冷池月哀怨叹气,“表哥是秀才,一个月后就是秋季科举,到时表哥一举高中,还会娶我这个毁容的丑女吗?”
柳冠玉迟疑了很久,“我不会抛弃你!”
冷池月忍不住暗地里补充,“不抛弃不代表不娶别人!说不定娶大家千金,让我做妾!又或者这句话就是骗骗无知姑娘!信你才有鬼!”
但面上还是一副欣喜乖顺的小巧模样,“嗯!我信表哥!”
柳冠玉摸着冷池月的头,爱怜地看着比自己小两岁如今才十八的表妹,“表妹乖,再睡会!我让人找大夫来!不会让你脸上留疤!”
冷池月乖巧点头,轻轻闭上眼睛,然后开始逛积分商城。
而柳冠玉以为表妹听话,宠溺地勾起嘴角,踱步离开,关上了门。
冷池月翻了一个身,背上被打的伤口,此时痛得她有些忍不住。
她兑换了伤药,反锁了门,把伤药胡乱地擦在手能够到的地方。
脸上也抹了伤药,等伤好了,再兑换玉露膏,除痕去疤!
换了一身粗布衣服,走出房间想去找点吃的,喝点茶水。
穿过廊道,冷池月听到有人说话,又连忙退了回来。
苍老沙哑带着恶毒意味的声音一听就知道是后外婆,“等会我去找镇子里的媒婆,把那个死丫头卖给镇子里最老最丑的男人给你解气!”
“娘!”妇人的声音带着哭腔,“王生出手打我,说这辈子他没纳妾,而我只给他生了一个儿子,还不是跟他姓!他现在嚷着要纳妾!”
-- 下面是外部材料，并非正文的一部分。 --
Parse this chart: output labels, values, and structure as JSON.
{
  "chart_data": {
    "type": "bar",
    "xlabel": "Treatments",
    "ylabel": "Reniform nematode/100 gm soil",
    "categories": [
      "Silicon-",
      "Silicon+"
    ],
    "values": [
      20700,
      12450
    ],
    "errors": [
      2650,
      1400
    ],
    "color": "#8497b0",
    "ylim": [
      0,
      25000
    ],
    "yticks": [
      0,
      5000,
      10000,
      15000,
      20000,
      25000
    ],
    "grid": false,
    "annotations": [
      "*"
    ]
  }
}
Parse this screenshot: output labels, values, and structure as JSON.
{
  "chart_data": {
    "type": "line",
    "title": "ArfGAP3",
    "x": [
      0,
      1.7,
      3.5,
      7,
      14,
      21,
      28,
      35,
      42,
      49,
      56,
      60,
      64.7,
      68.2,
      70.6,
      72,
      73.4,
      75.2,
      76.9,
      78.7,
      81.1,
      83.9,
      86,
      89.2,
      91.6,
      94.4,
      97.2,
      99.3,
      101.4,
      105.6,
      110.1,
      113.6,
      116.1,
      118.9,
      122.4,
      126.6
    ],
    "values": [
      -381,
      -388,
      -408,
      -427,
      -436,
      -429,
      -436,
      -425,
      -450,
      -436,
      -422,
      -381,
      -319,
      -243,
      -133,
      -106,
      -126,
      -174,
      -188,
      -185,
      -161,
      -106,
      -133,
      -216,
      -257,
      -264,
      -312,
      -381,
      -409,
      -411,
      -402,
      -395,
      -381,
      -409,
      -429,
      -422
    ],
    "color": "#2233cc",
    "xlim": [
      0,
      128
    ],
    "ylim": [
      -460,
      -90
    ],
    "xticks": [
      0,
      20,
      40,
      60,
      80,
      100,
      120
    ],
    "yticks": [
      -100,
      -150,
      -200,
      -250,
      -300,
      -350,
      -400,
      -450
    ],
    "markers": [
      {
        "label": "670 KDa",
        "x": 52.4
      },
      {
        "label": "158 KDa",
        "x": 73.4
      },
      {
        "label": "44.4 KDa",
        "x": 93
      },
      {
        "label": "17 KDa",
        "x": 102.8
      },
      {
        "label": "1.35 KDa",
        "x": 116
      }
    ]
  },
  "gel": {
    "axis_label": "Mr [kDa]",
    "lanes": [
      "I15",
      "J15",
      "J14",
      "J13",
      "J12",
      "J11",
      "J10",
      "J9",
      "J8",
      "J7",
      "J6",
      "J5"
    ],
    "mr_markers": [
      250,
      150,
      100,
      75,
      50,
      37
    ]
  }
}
“这个不要脸的王八羔子!”后外婆狠狠地咒骂,“当初要不是他饿晕在我们家门口,我们才不会收留这个狼心狗肺的东西,要不是他说会一辈子对你好,我也不会把你嫁给他!都是娘错了!”
“娘,现在怎么办?”妇人嘤嘤嗡嗡啜泣。
“别慌!”后外婆沉吟片刻,“只要冠玉出人头地,你就有出头之日。他要纳妾就给他纳妾,但不能是这个扫把星!看着这个扫把星眉间的红痣,我就全身不自在。”
“真要给他纳妾吗?”妇人有些不甘。
“不就是一个女人吗?”后外婆言语歹毒,“去牙婆那里买一个来,敢不听话就弄死!”
“一切都听娘的!那冠玉如果不肯把那贱丫头嫁人怎么办?”妇人担忧地问道。
“简单,早点把冠玉支走,让他提前一个月去京城适应环境,他不会怀疑!”后外婆胸有成竹地说,“你去给他收拾行礼,我让人准备马车!”
冷池月紧贴墙角站着,眸子忽闪几下,计从心起。